I've just realized there is a potential 3rd solution. Remember there is
actually nothing inherantly special about the 'root' user as an account
ID. 'root' gains its powers from the fact that it has many capabilities
by default. 'qemu' can't access /dev/sev because it is owned by a
different user (happens to be root) and 'qemu' does not have capabilities.
So we can make probing work by using our capabilities code to grant
CAP_DAC_OVERRIDE to the qemu process we spawn. So probing still runs
as 'qemu', but can none the less access /dev/sev while it is owned
by root. We were not using 'qemu' for sake of security, as the probing
process is not executing any untrusthworthy code, so we don't loose any
security protection by granting CAP_DAC_OVERRIDE.
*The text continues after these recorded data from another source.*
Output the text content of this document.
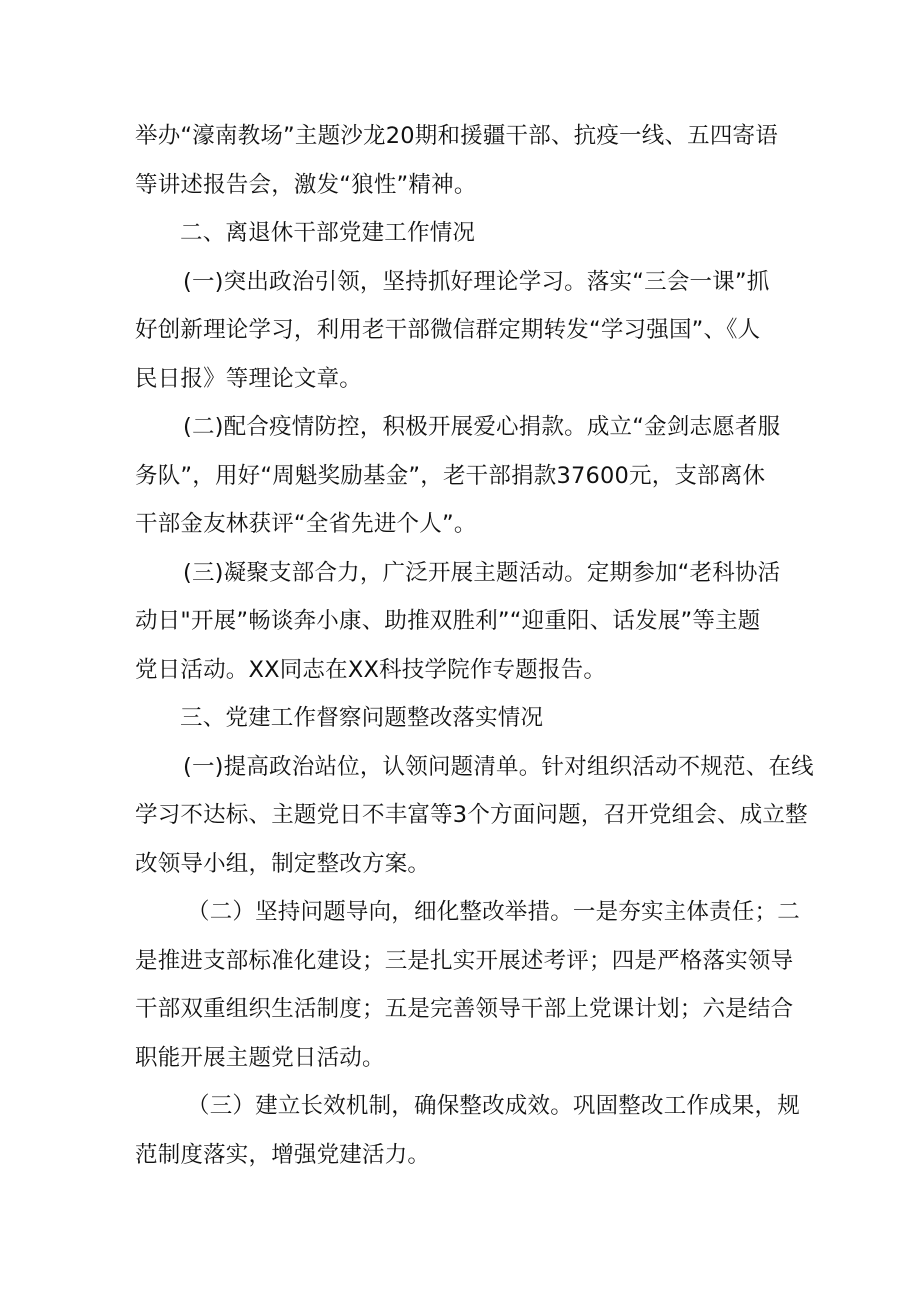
举办“濠南教场”主题沙龙20期和援疆干部、抗疫一线、五四寄语
等讲述报告会，激发“狼性”精神。
二、离退休干部党建工作情况
(一)突出政治引领，坚持抓好理论学习。落实“三会一课”抓
好创新理论学习，利用老干部微信群定期转发“学习强国”、《人
民日报》等理论文章。
(二)配合疫情防控，积极开展爱心捐款。成立“金剑志愿者服
务队”，用好“周魁奖励基金”，老干部捐款37600元，支部离休
干部金友林获评“全省先进个人”。
(三)凝聚支部合力，广泛开展主题活动。定期参加“老科协活
动日"开展”畅谈奔小康、助推双胜利”“迎重阳、话发展”等主题
党日活动。XX同志在XX科技学院作专题报告。
三、党建工作督察问题整改落实情况
(一)提高政治站位，认领问题清单。针对组织活动不规范、在线
学习不达标、主题党日不丰富等3个方面问题，召开党组会、成立整
改领导小组，制定整改方案。
（二）坚持问题导向，细化整改举措。一是夯实主体责任；二
是推进支部标准化建设；三是扎实开展述考评；四是严格落实领导
干部双重组织生活制度；五是完善领导干部上党课计划；六是结合
职能开展主题党日活动。
（三）建立长效机制，确保整改成效。巩固整改工作成果，规
范制度落实，增强党建活力。
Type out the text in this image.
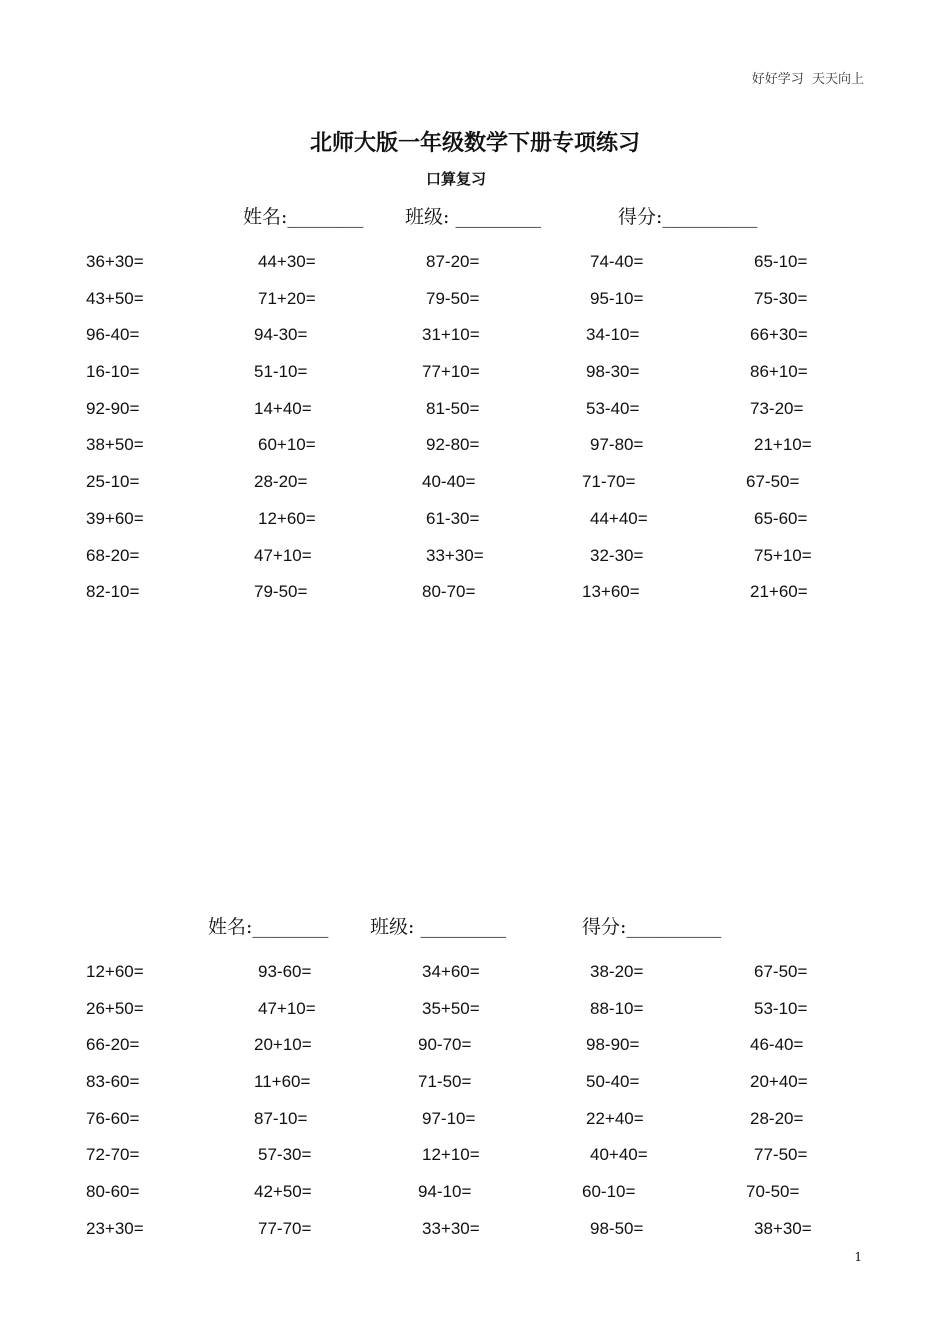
好好学习  天天向上
北师大版一年级数学下册专项练习
口算复习

姓名:________

班级: _________

	得分:__________

36+30=	44+30=	87-20=	74-40=	65-10=
43+50=	71+20=	79-50=	95-10=	75-30=
96-40=	94-30=	31+10=	34-10=	66+30=
16-10=	51-10=	77+10=	98-30=	86+10=
92-90=	14+40=	81-50=	53-40=	73-20=
38+50=	60+10=	92-80=	97-80=	21+10=
25-10=	28-20=	40-40=	71-70=	67-50=
39+60=	12+60=	61-30=	44+40=	65-60=
68-20=	47+10=	33+30=	32-30=	75+10=
82-10=	79-50=	80-70=	13+60=	21+60=

姓名:________

班级: _________

	得分:__________

12+60=	93-60=	34+60=	38-20=	67-50=
26+50=	47+10=	35+50=	88-10=	53-10=
66-20=	20+10=	90-70=	98-90=	46-40=
83-60=	11+60=	71-50=	50-40=	20+40=
76-60=	87-10=	97-10=	22+40=	28-20=
72-70=	57-30=	12+10=	40+40=	77-50=
80-60=	42+50=	94-10=	60-10=	70-50=
23+30=	77-70=	33+30=	98-50=	38+30=
1
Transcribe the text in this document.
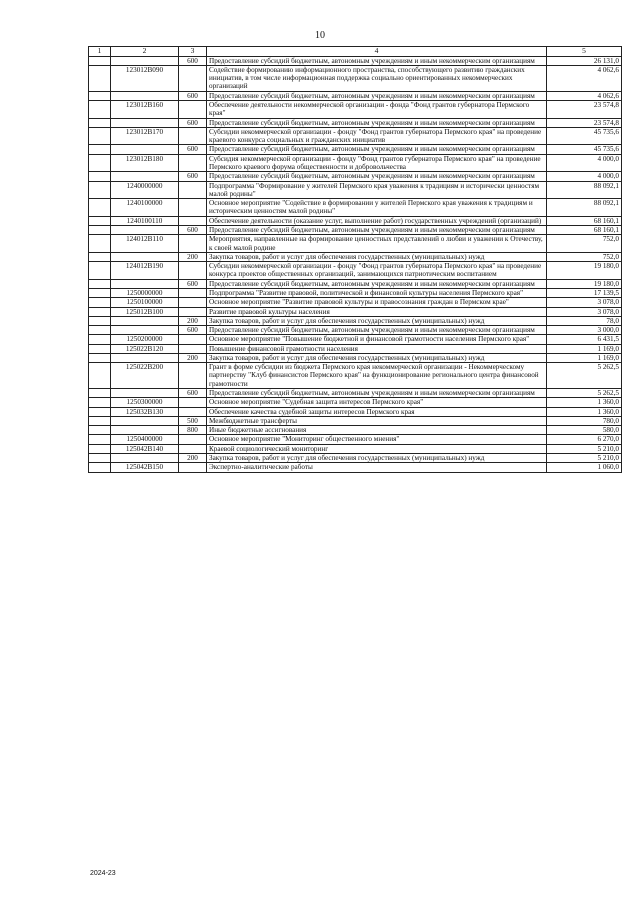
10
1	2	3	4	5
		600	Предоставление субсидий бюджетным, автономным учреждениям и иным некоммерческим организациям	26 131,0
	123012В090		Содействие формированию информационного пространства, способствующего развитию гражданских инициатив, в том числе информационная поддержка социально ориентированных некоммерческих организаций	4 062,6
		600	Предоставление субсидий бюджетным, автономным учреждениям и иным некоммерческим организациям	4 062,6
	123012В160		Обеспечение деятельности некоммерческой организации - фонда "Фонд грантов губернатора Пермского края"	23 574,8
		600	Предоставление субсидий бюджетным, автономным учреждениям и иным некоммерческим организациям	23 574,8
	123012В170		Субсидии некоммерческой организации - фонду "Фонд грантов губернатора Пермского края" на проведение краевого конкурса социальных и гражданских инициатив	45 735,6
		600	Предоставление субсидий бюджетным, автономным учреждениям и иным некоммерческим организациям	45 735,6
	123012В180		Субсидия некоммерческой организации - фонду "Фонд грантов губернатора Пермского края" на проведение Пермского краевого форума общественности и добровольчества	4 000,0
		600	Предоставление субсидий бюджетным, автономным учреждениям и иным некоммерческим организациям	4 000,0
	1240000000		Подпрограмма "Формирование у жителей Пермского края уважения к традициям и исторически ценностям малой родины"	88 092,1
	1240100000		Основное мероприятие "Содействие в формировании у жителей Пермского края уважения к традициям и историческим ценностям малой родины"	88 092,1
	1240100110		Обеспечение деятельности (оказание услуг, выполнение работ) государственных учреждений (организаций)	68 160,1
		600	Предоставление субсидий бюджетным, автономным учреждениям и иным некоммерческим организациям	68 160,1
	124012В110		Мероприятия, направленные на формирование ценностных представлений о любви и уважении к Отечеству, к своей малой родине	752,0
		200	Закупка товаров, работ и услуг для обеспечения государственных (муниципальных) нужд	752,0
	124012В190		Субсидии некоммерческой организации - фонду "Фонд грантов губернатора Пермского края" на проведение конкурса проектов общественных организаций, занимающихся патриотическим воспитанием	19 180,0
		600	Предоставление субсидий бюджетным, автономным учреждениям и иным некоммерческим организациям	19 180,0
	1250000000		Подпрограмма "Развитие правовой, политической и финансовой культуры населения Пермского края"	17 139,5
	1250100000		Основное мероприятие "Развитие правовой культуры и правосознания граждан в Пермском крае"	3 078,0
	125012В100		Развитие правовой культуры населения	3 078,0
		200	Закупка товаров, работ и услуг для обеспечения государственных (муниципальных) нужд	78,0
		600	Предоставление субсидий бюджетным, автономным учреждениям и иным некоммерческим организациям	3 000,0
	1250200000		Основное мероприятие "Повышение бюджетной и финансовой грамотности населения Пермского края"	6 431,5
	125022В120		Повышение финансовой грамотности населения	1 169,0
		200	Закупка товаров, работ и услуг для обеспечения государственных (муниципальных) нужд	1 169,0
	125022В200		Грант в форме субсидии из бюджета Пермского края некоммерческой организации - Некоммерческому партнерству "Клуб финансистов Пермского края" на функционирование регионального центра финансовой грамотности	5 262,5
		600	Предоставление субсидий бюджетным, автономным учреждениям и иным некоммерческим организациям	5 262,5
	1250300000		Основное мероприятие "Судебная защита интересов Пермского края"	1 360,0
	125032В130		Обеспечение качества судебной защиты интересов Пермского края	1 360,0
		500	Межбюджетные трансферты	780,0
		800	Иные бюджетные ассигнования	580,0
	1250400000		Основное мероприятие "Мониторинг общественного мнения"	6 270,0
	125042В140		Краевой социологический мониторинг	5 210,0
		200	Закупка товаров, работ и услуг для обеспечения государственных (муниципальных) нужд	5 210,0
	125042В150		Экспертно-аналитические работы	1 060,0
2024-23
Truth to be told, I was playing with the idea of using CAP_ capabilities,
however, because I'm paranoid (maybe too much) I took your comment "malicious
QEMU" as an axiom for the process not be trusted *at all*, regardless of what
it's doing, I decided to ditch the idea, because with CAP_DAC_OVERRIDE, you're
essentially giving QEMU an open ticket to any file on the filesystem (okay, not
any and not always because QEMU executed by system libvirt will be confined so
SElinux will still be our guardian angel).
[...]
>
> So, in conclusion, we absolutely need input from Brijesh (AMD) whether there
> was something more than the low limit on number of guests behind the default
> permissions. Also, we'd like to get some details on how the limit is managed,
> helping to assess the approaches mentioned above.
Regardless of this problem, I think it is important to have some docs
in either libvirt or QEMU that describe the resource usage constraints
so that management apps can decide how to best take advantage of SEV.
Agreed. In the meantime, I'll start working on adding /dev/sev into the
namespace only for SEV-enabled guests.
Thanks,
Erik